The other night, I was scanning the shelves for something to continue this motif and I landed on More Blood, More Tracks, the 14th volume in Bob Dylan’s Bootleg Series. As if Blood on the Tracks wasn’t spare and emotional enough, this edition pares that album back to Dylan’s acoustic sessions in New York, which presents the songs in an unadorned light. The result is stark and sometimes chilling, but also affirming. First person is switched to third on the opening “Tangled Up in Blue,” but from there, this is Dylan laying his demons bare, allowing the listener in on his current state via an essentially perfect collection of songs.

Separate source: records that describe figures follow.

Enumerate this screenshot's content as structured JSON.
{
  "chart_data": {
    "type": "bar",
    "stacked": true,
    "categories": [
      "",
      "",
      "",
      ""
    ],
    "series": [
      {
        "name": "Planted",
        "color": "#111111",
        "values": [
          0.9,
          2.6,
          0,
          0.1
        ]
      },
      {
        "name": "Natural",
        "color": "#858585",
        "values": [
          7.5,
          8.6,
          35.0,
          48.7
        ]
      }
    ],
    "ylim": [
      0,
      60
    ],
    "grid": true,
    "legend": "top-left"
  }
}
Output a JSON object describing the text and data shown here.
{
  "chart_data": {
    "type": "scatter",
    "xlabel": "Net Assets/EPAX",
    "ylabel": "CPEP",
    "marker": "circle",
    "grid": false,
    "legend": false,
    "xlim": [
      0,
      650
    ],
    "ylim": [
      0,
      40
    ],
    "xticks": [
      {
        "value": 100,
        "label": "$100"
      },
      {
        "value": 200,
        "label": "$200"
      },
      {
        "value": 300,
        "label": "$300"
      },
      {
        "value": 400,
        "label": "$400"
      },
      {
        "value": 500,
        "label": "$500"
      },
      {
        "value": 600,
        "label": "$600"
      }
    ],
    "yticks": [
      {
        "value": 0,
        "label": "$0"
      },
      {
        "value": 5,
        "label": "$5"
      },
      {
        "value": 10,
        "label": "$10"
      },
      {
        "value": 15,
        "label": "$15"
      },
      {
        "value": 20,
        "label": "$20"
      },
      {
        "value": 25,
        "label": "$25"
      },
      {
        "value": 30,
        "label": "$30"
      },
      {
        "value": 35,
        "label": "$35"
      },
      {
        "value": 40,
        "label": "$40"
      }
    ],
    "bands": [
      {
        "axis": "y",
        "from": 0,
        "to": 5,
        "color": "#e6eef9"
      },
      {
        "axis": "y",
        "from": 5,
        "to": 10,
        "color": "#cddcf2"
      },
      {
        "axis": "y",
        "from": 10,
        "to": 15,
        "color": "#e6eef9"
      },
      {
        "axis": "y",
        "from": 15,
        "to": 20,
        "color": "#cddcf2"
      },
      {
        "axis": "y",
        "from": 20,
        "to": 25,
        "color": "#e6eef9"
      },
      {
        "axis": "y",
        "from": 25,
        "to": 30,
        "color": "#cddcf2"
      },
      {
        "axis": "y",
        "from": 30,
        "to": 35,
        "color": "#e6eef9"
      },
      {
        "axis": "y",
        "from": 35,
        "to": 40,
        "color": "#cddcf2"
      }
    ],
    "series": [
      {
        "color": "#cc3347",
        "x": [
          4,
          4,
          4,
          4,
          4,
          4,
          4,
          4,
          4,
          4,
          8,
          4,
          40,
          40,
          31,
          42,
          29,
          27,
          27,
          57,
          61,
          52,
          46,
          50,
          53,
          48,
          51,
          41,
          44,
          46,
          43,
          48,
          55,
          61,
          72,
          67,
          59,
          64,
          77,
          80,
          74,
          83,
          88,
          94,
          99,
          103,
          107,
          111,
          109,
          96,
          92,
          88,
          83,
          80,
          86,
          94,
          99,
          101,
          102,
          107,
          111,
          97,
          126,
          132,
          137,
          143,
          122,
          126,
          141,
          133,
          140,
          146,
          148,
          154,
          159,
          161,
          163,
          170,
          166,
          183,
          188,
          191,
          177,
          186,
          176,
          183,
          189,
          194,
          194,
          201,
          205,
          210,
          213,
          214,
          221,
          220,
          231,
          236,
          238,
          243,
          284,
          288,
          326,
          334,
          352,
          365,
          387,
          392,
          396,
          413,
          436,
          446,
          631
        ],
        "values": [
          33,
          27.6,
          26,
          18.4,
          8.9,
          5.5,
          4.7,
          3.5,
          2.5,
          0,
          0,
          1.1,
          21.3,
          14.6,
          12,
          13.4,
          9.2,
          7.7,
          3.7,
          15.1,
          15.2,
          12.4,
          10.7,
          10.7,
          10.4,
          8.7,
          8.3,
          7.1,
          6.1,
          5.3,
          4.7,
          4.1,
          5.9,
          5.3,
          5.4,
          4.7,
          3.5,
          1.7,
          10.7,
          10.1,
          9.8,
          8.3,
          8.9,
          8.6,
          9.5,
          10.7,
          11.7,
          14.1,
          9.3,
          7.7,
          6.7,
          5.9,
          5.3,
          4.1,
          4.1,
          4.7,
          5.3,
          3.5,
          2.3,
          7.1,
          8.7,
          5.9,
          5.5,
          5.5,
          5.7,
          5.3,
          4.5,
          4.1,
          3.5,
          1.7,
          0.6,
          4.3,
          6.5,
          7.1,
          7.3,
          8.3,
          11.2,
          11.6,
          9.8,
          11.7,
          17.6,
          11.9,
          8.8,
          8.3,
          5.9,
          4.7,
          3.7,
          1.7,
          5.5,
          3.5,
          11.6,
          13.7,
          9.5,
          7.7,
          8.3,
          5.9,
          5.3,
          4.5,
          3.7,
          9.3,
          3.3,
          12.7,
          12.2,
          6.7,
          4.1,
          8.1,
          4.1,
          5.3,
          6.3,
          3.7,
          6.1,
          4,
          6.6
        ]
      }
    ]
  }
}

Despite being made up of all the same songs (plus the bonus of “Up to Me”), this album is strikingly different from the final Blood on the Tracks. The sounds of Dylan’s shirt buttons clicking against the back of his guitar are the audible signal that this is a much more dressed-down affair, miles away from the slick production values of his contemporaries in the mid-1970s. With personal turmoil and a career at a crossroads, he was making a statement in how he dressed his songs as much as with the songs themselves.

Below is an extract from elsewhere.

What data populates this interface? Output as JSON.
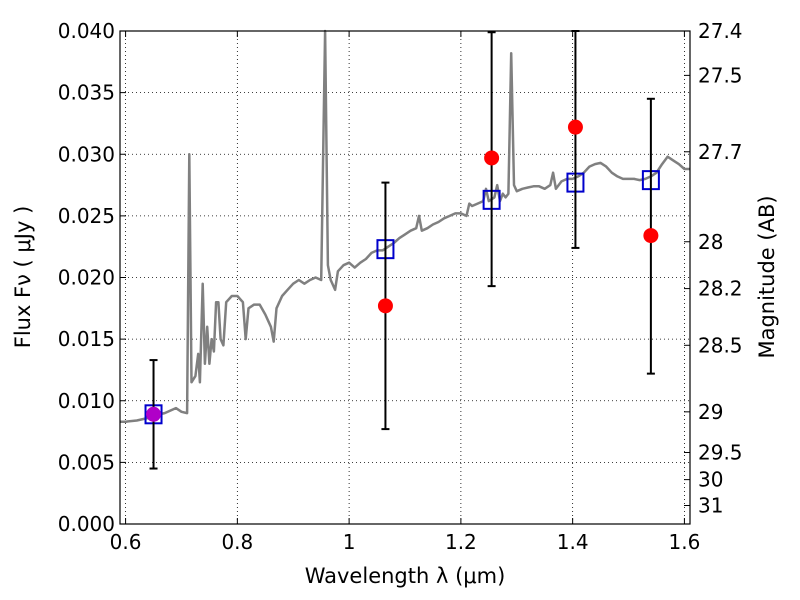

Comparing the 1975 classic to these early versions, “Idiot Wind” gains the most in this stripped-down rendition. The official release is a classic, but stacked up against the rest of the record, it always hit me as a little grating, a little too amped-up and aggressive. It’s almost as if, by the time the final take was recorded, he’d put enough distance between himself and his words, and he performs them the way an actor would interpret someone else’s lines. Here, down to just Dylan, his guitar and some bass, he’s more resigned and in the moment, with his anger coming out not as some kind of performative aggression but rather that more realistic manifestation of hurt, where the narrator is just annoyed and tired and more than ready to move on. The rage has died down but the bitterness still lingers. There are some final digs to get in, sure, but it comes with that all-too-relatable feeling of throwing 20 bucks on a table and walking away. He’s done. It’s a wonder that he still knows how to breathe.

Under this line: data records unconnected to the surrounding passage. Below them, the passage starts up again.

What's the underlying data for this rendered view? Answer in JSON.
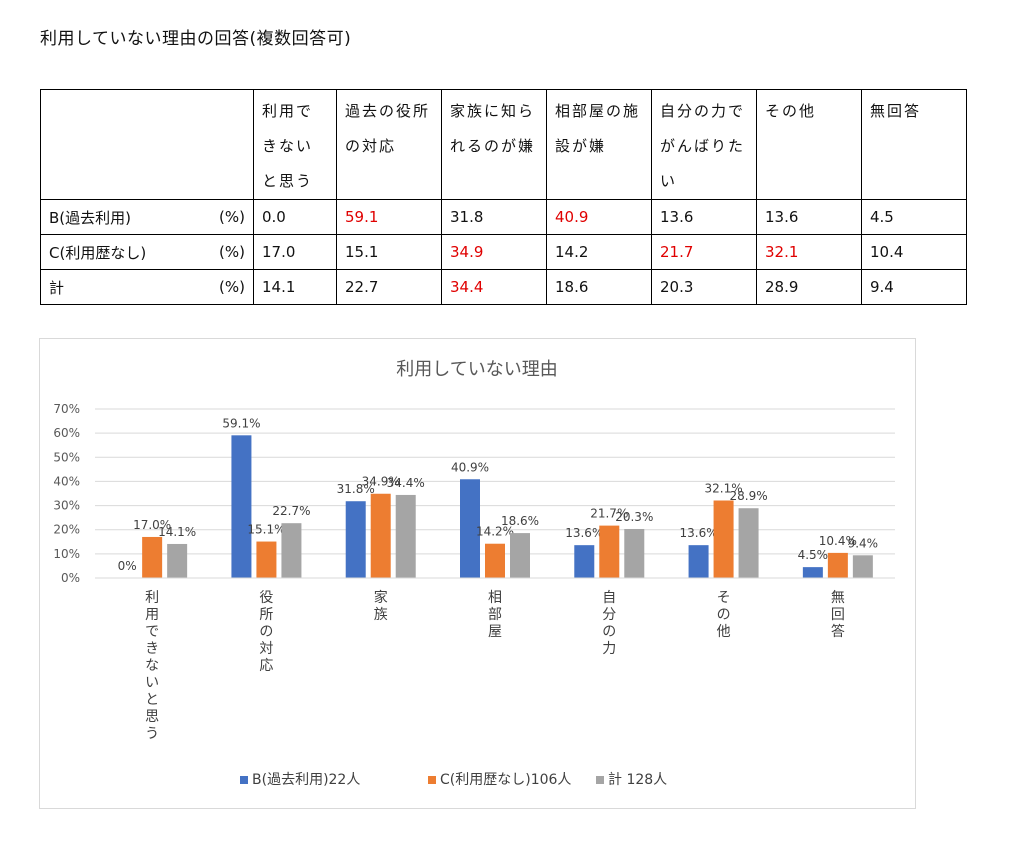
{
  "page_title": "利用していない理由の回答(複数回答可)",
  "table": {
    "headers": [
      "",
      "利用できないと思う",
      "過去の役所の対応",
      "家族に知られるのが嫌",
      "相部屋の施設が嫌",
      "自分の力でがんばりたい",
      "その他",
      "無回答"
    ],
    "rows": [
      {
        "label": "B(過去利用)",
        "unit": "(%)",
        "cells": [
          {
            "v": "0.0",
            "hl": false
          },
          {
            "v": "59.1",
            "hl": true
          },
          {
            "v": "31.8",
            "hl": false
          },
          {
            "v": "40.9",
            "hl": true
          },
          {
            "v": "13.6",
            "hl": false
          },
          {
            "v": "13.6",
            "hl": false
          },
          {
            "v": "4.5",
            "hl": false
          }
        ]
      },
      {
        "label": "C(利用歴なし)",
        "unit": "(%)",
        "cells": [
          {
            "v": "17.0",
            "hl": false
          },
          {
            "v": "15.1",
            "hl": false
          },
          {
            "v": "34.9",
            "hl": true
          },
          {
            "v": "14.2",
            "hl": false
          },
          {
            "v": "21.7",
            "hl": true
          },
          {
            "v": "32.1",
            "hl": true
          },
          {
            "v": "10.4",
            "hl": false
          }
        ]
      },
      {
        "label": "計",
        "unit": "(%)",
        "cells": [
          {
            "v": "14.1",
            "hl": false
          },
          {
            "v": "22.7",
            "hl": false
          },
          {
            "v": "34.4",
            "hl": true
          },
          {
            "v": "18.6",
            "hl": false
          },
          {
            "v": "20.3",
            "hl": false
          },
          {
            "v": "28.9",
            "hl": false
          },
          {
            "v": "9.4",
            "hl": false
          }
        ]
      }
    ]
  },
  "chart_data": {
    "type": "bar",
    "title": "利用していない理由",
    "categories": [
      "利用できないと思う",
      "役所の対応",
      "家族",
      "相部屋",
      "自分の力",
      "その他",
      "無回答"
    ],
    "ylim": [
      0,
      70
    ],
    "yticks": [
      "0%",
      "10%",
      "20%",
      "30%",
      "40%",
      "50%",
      "60%",
      "70%"
    ],
    "grid": true,
    "legend_position": "bottom",
    "series": [
      {
        "name": "B(過去利用)22人",
        "color": "#4472c4",
        "values": [
          0,
          59.1,
          31.8,
          40.9,
          13.6,
          13.6,
          4.5
        ],
        "labels": [
          "0%",
          "59.1%",
          "31.8%",
          "40.9%",
          "13.6%",
          "13.6%",
          "4.5%"
        ]
      },
      {
        "name": "C(利用歴なし)106人",
        "color": "#ed7d31",
        "values": [
          17.0,
          15.1,
          34.9,
          14.2,
          21.7,
          32.1,
          10.4
        ],
        "labels": [
          "17.0%",
          "15.1%",
          "34.9%",
          "14.2%",
          "21.7%",
          "32.1%",
          "10.4%"
        ]
      },
      {
        "name": "計 128人",
        "color": "#a5a5a5",
        "values": [
          14.1,
          22.7,
          34.4,
          18.6,
          20.3,
          28.9,
          9.4
        ],
        "labels": [
          "14.1%",
          "22.7%",
          "34.4%",
          "18.6%",
          "20.3%",
          "28.9%",
          "9.4%"
        ]
      }
    ]
  }
}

But as on the final album, it’s “Simple Twist of Fate” that sticks out the most for me. It’s the sound and story of a man alone, waking up in an empty room, walking through an abandoned city, staring at a suddenly vacant life and counting up all the steps and decisions that have led him to this moment. It’s as personal and remarkable a composition as any in his catalog, just devoid of enough specifics that the listener can fill in every heart-wrenching detail as needed. It’s a song that lends itself to any number of re-listens, with plenty of opportunity to apply as many lessons and empathetic projections as necessary.

There’s no need to recount all the dizzying fluctuations of this year. There have been elections and violence and mourning, but for the better part of 10 months, the best-case scenario has been that of a world essentially stopped, just frozen in time until situations change and science advances and people come together and decide what’s important and what’s not. Your optimism on that last point may vary. In the meantime, I leave the house to walk the dog and occasionally go to the grocery store, with every other hour back indoors. And there’s plenty to like inside — some nights I get a fire going, or I might start experimenting with some cocktail combination in the kitchen.

But my favorite way to get through all this has been sitting by the stereo, a record spinning slowly, album sleeve and liner notes in my lap, reading along while the echo of a serenade captured on a master tape and transferred to wax for my entertainment rings through the room. Thanks to those minor improvements, it sounds a little better today than it did 10 months ago. The entire experience is certainly more appreciated than it was then, aided as much by technology as just the dues we’ve all paid getting through.